Understanding overhead from "libacchost::check_present" visible in nsight_systems trace

david.gutzwiller · April 5, 2022, 5:20pm

Hello,

I am attempting to optimize a portion of my code that launches many small device loops. The work can be logically separated into independent queues and thus seems like a good candidate for asynchronous execution. All data is fully present on the device and there is no data transfer over PCIe, only kernel launches.

All of the targeted loops are quite simple, with references to the necessary data listed in a present clause as shown below.

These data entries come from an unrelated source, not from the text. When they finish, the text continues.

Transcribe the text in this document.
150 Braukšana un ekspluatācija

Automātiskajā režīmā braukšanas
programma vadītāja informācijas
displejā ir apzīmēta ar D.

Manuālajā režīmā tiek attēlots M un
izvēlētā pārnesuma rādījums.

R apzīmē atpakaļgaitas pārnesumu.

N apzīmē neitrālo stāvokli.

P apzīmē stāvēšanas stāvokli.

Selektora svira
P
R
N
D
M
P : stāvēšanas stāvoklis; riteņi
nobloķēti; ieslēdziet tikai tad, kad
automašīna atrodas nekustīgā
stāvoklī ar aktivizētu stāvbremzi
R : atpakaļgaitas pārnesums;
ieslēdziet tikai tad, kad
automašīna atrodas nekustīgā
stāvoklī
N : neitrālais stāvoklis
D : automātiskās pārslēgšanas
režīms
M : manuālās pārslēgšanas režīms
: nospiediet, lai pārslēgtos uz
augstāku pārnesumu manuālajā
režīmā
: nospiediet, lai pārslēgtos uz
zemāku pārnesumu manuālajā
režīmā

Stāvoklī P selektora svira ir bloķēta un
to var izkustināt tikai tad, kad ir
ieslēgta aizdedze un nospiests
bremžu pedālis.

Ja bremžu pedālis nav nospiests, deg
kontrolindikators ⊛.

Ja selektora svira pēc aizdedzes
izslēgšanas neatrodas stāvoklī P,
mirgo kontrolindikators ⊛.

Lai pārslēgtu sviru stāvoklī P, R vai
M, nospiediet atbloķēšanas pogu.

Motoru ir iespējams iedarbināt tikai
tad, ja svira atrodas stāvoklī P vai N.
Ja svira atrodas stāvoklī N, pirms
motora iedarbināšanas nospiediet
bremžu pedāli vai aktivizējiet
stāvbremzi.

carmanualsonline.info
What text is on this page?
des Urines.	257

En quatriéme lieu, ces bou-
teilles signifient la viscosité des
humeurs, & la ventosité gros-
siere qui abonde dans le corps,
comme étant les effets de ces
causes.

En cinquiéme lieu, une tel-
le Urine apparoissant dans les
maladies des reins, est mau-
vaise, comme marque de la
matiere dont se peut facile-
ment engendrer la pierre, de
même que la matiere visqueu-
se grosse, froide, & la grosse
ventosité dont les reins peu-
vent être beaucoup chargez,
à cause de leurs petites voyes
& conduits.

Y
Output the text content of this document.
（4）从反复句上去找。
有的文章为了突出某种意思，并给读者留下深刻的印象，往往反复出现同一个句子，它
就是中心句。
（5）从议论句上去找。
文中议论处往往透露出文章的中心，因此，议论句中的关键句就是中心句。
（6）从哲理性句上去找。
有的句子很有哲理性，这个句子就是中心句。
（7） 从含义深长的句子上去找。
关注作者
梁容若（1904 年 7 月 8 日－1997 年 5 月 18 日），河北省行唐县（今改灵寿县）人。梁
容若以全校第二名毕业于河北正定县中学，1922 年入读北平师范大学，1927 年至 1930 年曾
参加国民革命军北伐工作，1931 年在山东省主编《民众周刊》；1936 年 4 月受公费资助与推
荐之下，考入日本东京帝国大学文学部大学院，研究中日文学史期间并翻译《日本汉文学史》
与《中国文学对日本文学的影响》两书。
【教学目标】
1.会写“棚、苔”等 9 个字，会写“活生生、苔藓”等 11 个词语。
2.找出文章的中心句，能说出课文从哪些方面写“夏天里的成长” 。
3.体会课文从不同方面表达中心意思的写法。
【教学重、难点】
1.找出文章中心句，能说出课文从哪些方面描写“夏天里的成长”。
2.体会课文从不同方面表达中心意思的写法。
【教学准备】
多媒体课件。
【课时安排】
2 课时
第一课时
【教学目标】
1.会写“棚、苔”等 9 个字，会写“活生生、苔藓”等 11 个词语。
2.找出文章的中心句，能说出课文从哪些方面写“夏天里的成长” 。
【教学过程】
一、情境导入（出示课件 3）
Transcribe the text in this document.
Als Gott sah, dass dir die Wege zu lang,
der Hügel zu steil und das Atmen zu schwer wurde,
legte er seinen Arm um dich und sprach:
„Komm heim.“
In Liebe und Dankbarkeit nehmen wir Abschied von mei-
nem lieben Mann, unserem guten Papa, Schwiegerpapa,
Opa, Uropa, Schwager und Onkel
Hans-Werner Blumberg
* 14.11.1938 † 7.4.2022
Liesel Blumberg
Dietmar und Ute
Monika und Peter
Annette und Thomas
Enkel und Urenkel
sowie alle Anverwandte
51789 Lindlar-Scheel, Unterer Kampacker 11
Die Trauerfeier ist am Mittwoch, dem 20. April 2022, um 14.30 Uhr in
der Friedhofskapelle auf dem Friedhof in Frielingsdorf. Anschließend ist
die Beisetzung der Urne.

Async execution is specified with the async clause, with an acc wait occurring later after multiple kernels have been launched.

#pragma acc parallel loop independent if (target == niopen::LOCATION::DEVICE) \
present(dens, totalenergy, ener, pres, temp, sspd, enth, uvel, vvel, wvel) async(asyncQueue)
for (T_Index i = 0; i < N; ++i)
{
    <thread safe math>
}

[-Minfo ouput]
nifr::IdealGasArraySolutionConverter::calculation_CompletePrimSolution(PrimitiveVariables &, int) const:
    129, Generating present(totalenergy[:1],temp[:1],dens[:1],enth[:1],sspd[:1],pres[:1],ener[:1],uvel[:],wvel[:],vvel[:])
         Generating Tesla code
        133, #pragma acc loop gang, vector(128) /* blockIdx.x threadIdx.x */

Tracing this code I see that the device kernels are correctly assigned to separate queues. There is no obvious asynchronous execution, but perhaps I need to try with smaller loop sizes to trigger true async launches. However, I would at least expect to see some overlap of the kernel launch and compute for multiple kernels piled up in the same queue.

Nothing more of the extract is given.